A second area was developing international standards and procedures and certifications so that medical doctors trained in one area of the world could perform procedures in a different world location. Ireland’s surgical program which incorporates simulation throughout a doctors training was discussed and they wanted to find other similar programs that could be used as models in other countries.
Australia and Ireland have very effective rural health programs through the use of traveling health coaches. In fact, Australia borrowed the idea from Ireland and both are quite effective in delivering health care to rural populations.
At this June’s 12th Annual International Nursing Association for Clinical Simulation and Learning conference in Las Vegas, evidence-based practice was a major theme throughout the sessions. One presentation highlighted the Patient Outcomes in Simulation-Based Medical Education: A Systematic Review (Zendejas et al, 2013). The academic endeavor noted the simulation community’s failure to provide adequate, timely, quality studies to document the benefits of using learning technology to prepare for actual medical procedures.

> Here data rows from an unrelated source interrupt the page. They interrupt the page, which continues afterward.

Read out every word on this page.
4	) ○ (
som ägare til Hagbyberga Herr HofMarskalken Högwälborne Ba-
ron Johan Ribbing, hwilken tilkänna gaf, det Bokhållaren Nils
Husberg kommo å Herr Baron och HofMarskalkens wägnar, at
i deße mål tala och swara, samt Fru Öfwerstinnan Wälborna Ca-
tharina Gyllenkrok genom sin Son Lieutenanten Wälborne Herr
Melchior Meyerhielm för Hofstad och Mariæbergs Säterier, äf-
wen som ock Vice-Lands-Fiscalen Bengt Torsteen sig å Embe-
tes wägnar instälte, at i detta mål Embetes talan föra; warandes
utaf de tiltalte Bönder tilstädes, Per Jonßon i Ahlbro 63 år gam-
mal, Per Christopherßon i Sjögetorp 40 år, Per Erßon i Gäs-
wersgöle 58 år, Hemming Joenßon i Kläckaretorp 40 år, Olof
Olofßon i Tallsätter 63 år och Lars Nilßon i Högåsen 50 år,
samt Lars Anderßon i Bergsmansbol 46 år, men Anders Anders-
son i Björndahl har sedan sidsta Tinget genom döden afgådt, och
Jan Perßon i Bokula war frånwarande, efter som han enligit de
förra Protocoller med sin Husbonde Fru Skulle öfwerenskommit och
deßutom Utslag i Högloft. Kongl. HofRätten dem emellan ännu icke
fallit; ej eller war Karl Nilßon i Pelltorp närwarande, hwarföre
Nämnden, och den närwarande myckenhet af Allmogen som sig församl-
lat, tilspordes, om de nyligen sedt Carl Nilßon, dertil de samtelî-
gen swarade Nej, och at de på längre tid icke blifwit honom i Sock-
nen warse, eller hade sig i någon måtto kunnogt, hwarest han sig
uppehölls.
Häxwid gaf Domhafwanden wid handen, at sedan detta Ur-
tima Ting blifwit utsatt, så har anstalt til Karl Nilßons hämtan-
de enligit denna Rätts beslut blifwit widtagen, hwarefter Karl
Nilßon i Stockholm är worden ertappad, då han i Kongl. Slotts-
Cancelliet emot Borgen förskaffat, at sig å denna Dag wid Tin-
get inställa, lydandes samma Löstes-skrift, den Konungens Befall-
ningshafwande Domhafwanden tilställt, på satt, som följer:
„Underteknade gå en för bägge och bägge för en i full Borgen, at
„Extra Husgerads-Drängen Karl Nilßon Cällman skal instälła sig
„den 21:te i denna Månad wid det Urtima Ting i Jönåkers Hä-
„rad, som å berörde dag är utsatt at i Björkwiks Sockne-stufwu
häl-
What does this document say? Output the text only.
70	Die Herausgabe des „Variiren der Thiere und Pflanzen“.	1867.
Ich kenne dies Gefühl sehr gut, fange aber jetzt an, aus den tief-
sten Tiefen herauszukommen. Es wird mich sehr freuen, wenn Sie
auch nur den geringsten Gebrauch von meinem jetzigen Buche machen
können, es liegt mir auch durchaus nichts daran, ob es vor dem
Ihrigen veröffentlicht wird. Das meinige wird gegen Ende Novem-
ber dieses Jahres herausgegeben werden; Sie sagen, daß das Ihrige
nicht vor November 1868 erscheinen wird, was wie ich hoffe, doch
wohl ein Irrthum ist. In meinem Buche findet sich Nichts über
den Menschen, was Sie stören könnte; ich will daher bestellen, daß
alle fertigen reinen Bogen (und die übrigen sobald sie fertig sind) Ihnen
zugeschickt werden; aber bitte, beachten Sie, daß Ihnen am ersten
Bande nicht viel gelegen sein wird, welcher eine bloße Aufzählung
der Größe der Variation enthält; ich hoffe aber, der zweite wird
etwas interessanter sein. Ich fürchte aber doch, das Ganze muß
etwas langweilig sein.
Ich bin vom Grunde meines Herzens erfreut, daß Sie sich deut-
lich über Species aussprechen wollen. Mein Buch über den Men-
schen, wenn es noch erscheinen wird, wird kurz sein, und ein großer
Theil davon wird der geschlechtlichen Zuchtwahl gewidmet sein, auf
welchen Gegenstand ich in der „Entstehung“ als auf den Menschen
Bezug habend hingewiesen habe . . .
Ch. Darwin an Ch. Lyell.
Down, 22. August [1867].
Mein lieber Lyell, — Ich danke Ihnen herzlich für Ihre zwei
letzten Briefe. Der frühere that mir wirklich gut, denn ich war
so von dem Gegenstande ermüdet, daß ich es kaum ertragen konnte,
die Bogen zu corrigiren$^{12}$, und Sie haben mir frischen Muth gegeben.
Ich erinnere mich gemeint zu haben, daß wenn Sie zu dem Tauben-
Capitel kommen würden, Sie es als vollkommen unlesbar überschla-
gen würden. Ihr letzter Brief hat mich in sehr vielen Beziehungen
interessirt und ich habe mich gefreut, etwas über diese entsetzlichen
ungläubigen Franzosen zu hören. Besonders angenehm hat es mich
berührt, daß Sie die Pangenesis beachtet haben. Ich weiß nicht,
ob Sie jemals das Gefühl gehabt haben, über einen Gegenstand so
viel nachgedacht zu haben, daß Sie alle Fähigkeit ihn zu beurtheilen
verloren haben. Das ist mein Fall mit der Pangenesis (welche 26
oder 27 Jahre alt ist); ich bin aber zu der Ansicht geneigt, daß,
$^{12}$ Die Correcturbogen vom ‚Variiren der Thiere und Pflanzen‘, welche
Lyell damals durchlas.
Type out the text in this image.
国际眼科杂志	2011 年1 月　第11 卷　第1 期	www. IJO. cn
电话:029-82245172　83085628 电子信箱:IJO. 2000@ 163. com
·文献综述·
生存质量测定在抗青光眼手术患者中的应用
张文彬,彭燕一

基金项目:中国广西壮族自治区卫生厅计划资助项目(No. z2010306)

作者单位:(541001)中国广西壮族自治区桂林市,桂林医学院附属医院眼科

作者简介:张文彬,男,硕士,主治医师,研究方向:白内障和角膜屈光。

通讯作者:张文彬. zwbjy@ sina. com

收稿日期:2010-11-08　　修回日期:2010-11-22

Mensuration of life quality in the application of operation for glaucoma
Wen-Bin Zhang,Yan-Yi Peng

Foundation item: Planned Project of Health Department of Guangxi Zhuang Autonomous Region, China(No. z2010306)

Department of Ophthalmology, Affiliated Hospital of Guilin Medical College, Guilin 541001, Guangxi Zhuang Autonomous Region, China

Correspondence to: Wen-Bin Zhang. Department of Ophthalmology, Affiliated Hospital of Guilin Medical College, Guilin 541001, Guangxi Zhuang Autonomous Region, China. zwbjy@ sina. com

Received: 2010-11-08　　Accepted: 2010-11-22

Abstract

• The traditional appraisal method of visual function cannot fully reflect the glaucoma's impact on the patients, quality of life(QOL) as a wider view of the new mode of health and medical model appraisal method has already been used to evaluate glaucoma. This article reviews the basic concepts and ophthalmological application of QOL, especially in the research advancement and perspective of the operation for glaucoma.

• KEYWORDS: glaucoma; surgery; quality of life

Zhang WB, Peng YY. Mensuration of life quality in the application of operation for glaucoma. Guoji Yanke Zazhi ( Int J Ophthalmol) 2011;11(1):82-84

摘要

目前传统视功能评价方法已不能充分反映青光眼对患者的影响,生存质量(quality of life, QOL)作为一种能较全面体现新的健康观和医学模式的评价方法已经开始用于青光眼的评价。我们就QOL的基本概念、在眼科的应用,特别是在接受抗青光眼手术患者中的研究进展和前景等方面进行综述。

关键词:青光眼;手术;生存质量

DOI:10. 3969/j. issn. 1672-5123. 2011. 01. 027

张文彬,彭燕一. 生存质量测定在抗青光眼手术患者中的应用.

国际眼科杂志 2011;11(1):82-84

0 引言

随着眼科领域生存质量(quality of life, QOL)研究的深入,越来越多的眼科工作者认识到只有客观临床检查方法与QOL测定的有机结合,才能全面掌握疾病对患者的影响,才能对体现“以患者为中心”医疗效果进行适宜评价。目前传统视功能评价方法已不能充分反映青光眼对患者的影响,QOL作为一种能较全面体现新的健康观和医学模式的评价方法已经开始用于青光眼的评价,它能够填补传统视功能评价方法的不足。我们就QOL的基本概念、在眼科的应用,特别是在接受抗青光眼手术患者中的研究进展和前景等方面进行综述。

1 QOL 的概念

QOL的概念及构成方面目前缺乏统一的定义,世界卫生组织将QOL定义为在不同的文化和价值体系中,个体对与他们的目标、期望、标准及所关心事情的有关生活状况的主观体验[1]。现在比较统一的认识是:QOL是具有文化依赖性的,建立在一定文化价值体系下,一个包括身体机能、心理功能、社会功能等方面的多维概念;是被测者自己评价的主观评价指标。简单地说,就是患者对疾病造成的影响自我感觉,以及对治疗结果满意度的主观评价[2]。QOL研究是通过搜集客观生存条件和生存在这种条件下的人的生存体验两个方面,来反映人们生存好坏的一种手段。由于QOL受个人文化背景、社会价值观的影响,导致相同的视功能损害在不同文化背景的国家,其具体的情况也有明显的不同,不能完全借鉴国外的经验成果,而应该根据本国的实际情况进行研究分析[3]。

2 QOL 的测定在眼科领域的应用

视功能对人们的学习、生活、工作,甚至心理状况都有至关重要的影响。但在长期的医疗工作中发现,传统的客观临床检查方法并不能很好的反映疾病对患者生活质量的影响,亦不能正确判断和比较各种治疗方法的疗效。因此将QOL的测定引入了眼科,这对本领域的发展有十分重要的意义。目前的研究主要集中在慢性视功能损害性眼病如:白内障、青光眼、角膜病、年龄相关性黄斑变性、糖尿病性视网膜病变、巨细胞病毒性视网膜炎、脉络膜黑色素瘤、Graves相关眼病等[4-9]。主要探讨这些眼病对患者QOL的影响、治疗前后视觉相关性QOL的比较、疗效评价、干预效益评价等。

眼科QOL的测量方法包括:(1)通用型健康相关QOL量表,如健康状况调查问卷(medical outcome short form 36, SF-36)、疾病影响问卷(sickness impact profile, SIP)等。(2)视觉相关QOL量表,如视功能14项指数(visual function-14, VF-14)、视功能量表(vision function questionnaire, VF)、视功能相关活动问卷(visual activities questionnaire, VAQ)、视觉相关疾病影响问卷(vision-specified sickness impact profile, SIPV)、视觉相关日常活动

Of 10,903 articles screened, 50 reported patient outcomes for 3,221 trainees and 16,742 patients.
The presentation noted, “Simulation-based education was associated with small to moderate patient benefits in comparison with no intervention and non-simulation instruction, although the latter did not reach statistical significance.”
Clearly the S&T sector has an opportunity and challenge to respond to the question: why simulation? Inter professional skills development was discussed in a number of sessions dealing with different levels of nurse training. Many schools are incorporating team training with medical students, nursing students and others at the beginning of their educational programs. Patient safety was an implied and explicit through many of the breakout sessions at this conference.
During discussions with delegates on the conference floor, we were impressed by their awareness of products which operate well in a standalone mode as well as networked, especially in a medical simulation center environment.
The Hamlyn Symposium on Medical Robotics held in London, ranged from keynote addresses by Intuitive Surgical’s CEO and Titan Medical’s CEO on robotic surgical advancements to surgical robots retrieving foreign bodies from a beating heart. Hamlyn grew from Imperial’s Cross Faculty Workshops to an international forum for clinicians, engineers and researchers to exchange ideas and explore new challenges in healthcare technologies. Presentation topics ranged from training and clinical outcomes, image guidance in robotic surgery, as mentioned above, to new clinical approaches and pilot studies on evaluations in the control of a flexible surgical robot. The number of countries involved in robotic surgical advancements was impressive.
At HPSN World, convened June 30-July 2 in San Francisco, Michael Bernstein, the President of CAE Healthcare, in his opening address, encouraged companies to form an alliance to improve healthcare much as the airlines did. He discussed the fact that medical error accounts for as many deaths as five jumbo jets crashing each week.
The conference keynoter gave an impressive presentation on the importance of team training. Presenters from around the globe highlighted best practices and new simulation technologies including a sneak peek at the CAE Childbirth Simulator that is due out in 2014.
A number of sessions talked about the art of debriefing and how important it was in simulation.
Throughout the conference simulations were conducted on the show floor as they were at NPSF.
Mobile rural healthcare simulation and training was a key issues that many US states have to deal with and developing realistic scenarios that meet the needs of a rural, almost all volunteer EMS team and limited hospital facilities, was a topic of interest as were the sessions on scenario development, team training, core skills training and effective evaluation.